Jean-Baptiste Muard, OSB (1809 – 1854) was a French Benedictine, reformer, and founder of religious orders.

==Biography==
Jean-Baptiste Muard was born, the eldest of three sons, on April 29, 1809, in Vireaux to Claude and Catherine Paillot Muard. As a boy he was mentored by the local curé of Pacy-sur-Armançon, M. Rolley, who sponsored him at the Petit Séminaire of Auxerre, which he entered in September 1823. During vacations, Muard and some of his schoolmates would make a pilgrimage on foot to a shrine of Sainte Reine not far from Vireaux. He completed his studies, but the July Revolution of 1830 caused the seminary to close early and the students returned home.

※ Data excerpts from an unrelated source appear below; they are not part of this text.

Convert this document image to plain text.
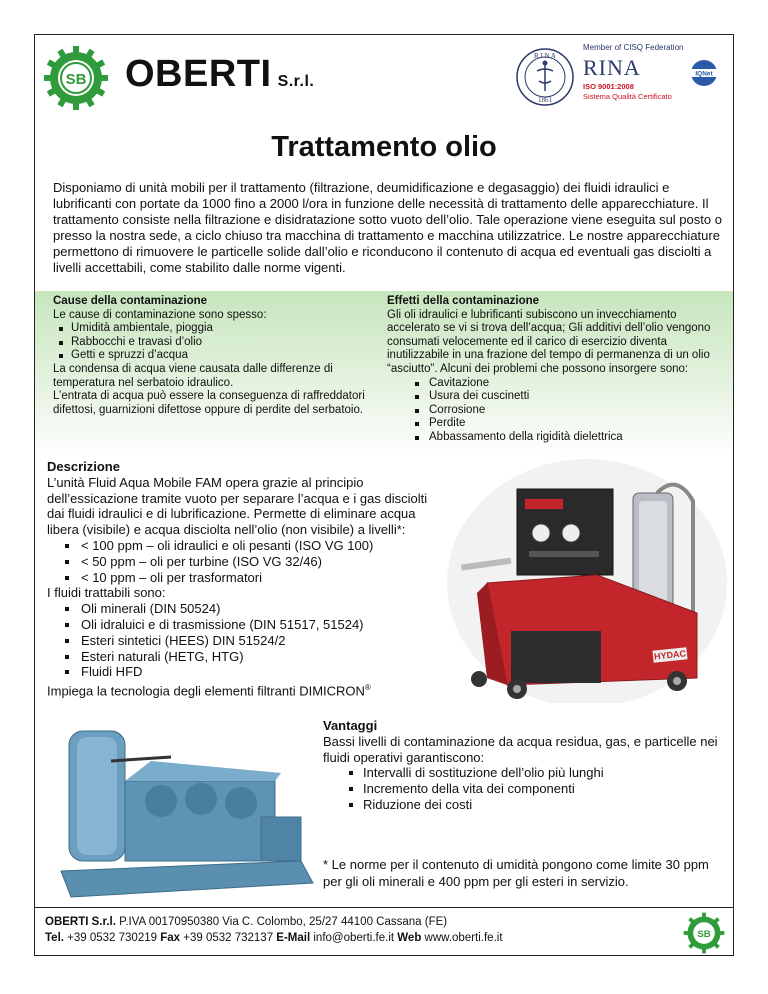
SB OBERTI S.r.l.
R I N A
1861
Member of CISQ Federation
RINA
ISO 9001:2008
Sistema Qualità Certificato
IQNet
Trattamento olio

Disponiamo di unità mobili per il trattamento (filtrazione, deumidificazione e degasaggio) dei fluidi idraulici e lubrificanti con portate da 1000 fino a 2000 l/ora in funzione delle necessità di trattamento delle apparecchiature. Il trattamento consiste nella filtrazione e disidratazione sotto vuoto dell’olio. Tale operazione viene eseguita sul posto o presso la nostra sede, a ciclo chiuso tra macchina di trattamento e macchina utilizzatrice. Le nostre apparecchiature permettono di rimuovere le particelle solide dall’olio e riconducono il contenuto di acqua ed eventuali gas disciolti a livelli accettabili, come stabilito dalle norme vigenti.

Cause della contaminazione
Le cause di contaminazione sono spesso:
Umidità ambientale, pioggia
Rabbocchi e travasi d’olio
Getti e spruzzi d’acqua
La condensa di acqua viene causata dalle differenze di temperatura nel serbatoio idraulico.
L’entrata di acqua può essere la conseguenza di raffreddatori difettosi, guarnizioni difettose oppure di perdite del serbatoio.
Effetti della contaminazione
Gli oli idraulici e lubrificanti subiscono un invecchiamento accelerato se vi si trova dell’acqua; Gli additivi dell’olio vengono consumati velocemente ed il carico di esercizio diventa inutilizzabile in una frazione del tempo di permanenza di un olio “asciutto”. Alcuni dei problemi che possono insorgere sono:
Cavitazione
Usura dei cuscinetti
Corrosione
Perdite
Abbassamento della rigidità dielettrica
Descrizione
L’unità Fluid Aqua Mobile FAM opera grazie al principio dell’essicazione tramite vuoto per separare l’acqua e i gas disciolti dai fluidi idraulici e di lubrificazione. Permette di eliminare acqua libera (visibile) e acqua disciolta nell’olio (non visibile) a livelli*:
< 100 ppm – oli idraulici e oli pesanti (ISO VG 100)
< 50 ppm – oli per turbine (ISO VG 32/46)
< 10 ppm – oli per trasformatori
I fluidi trattabili sono:
Oli minerali (DIN 50524)
Oli idraluici e di trasmissione (DIN 51517, 51524)
Esteri sintetici (HEES) DIN 51524/2
Esteri naturali (HETG, HTG)
Fluidi HFD
Impiega la tecnologia degli elementi filtranti DIMICRON®
HYDAC
Vantaggi
Bassi livelli di contaminazione da acqua residua, gas, e particelle nei fluidi operativi garantiscono:
Intervalli di sostituzione dell’olio più lunghi
Incremento della vita dei componenti
Riduzione dei costi

* Le norme per il contenuto di umidità pongono come limite 30 ppm per gli oli minerali e 400 ppm per gli esteri in servizio.

OBERTI S.r.l. P.IVA 00170950380 Via C. Colombo, 25/27 44100 Cassana (FE)
Tel. +39 0532 730219 Fax +39 0532 732137 E-Mail info@oberti.fe.it Web www.oberti.fe.it	SB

That October Muard entered the Grand Séminaire at Sens and was saddened to discover that, due to the political turmoil, a number of his classmates had reconsidered the advisability of a clerical career at that time. He received the diaconate on December 21, 1833, and was ordained on May 4, 1834. After a month's visit home, during which he assisted Abbé Rolley, he was appointed curé of Joux-la-Ville. In addition to his pastoral duties, he also began to give instruction to some of the boys, just as Abbé Rolley had taught him.

Although Muard wished to apply for the Foreign Missions, he was then posted to the Church of St. Martin in Avallon to fill a vacancy due to the death of the resident curé. As a favor to a neighboring pastor, he preached a mission in Pontaubert during Advent 1839. It proved so successful that he began to focus on the potential for Diocesan Missions. Convinced that he should pursue this new direction, he and Abbé Bravard, an associate from Sens Cathedral, with the permission of the bishop, commenced a novitiate with the Marist Fathers at Lyon. However, during his time there Muard had occasion to visit John Vianney, the revered Curé d'Ars, who advised him not to join the Marists, but to return to his diocese and conduct diocesan missions. From there, in June 1841, he made a pilgrimage to Rome and to seek the approval of Pope Gregory XVI.

He founded the French province of the Cassinese Congregation of the Primitive Observance and the Society of Saint Edmund in 1843. In 1850, Jean-Baptiste Muard founded the Abbey of la Pierre-qui-Vire in the Morvan.

== Sainthood cause ==
The cause for Muard's beatification was formally opened on 11 May 1928, granting him the title of Servant of God.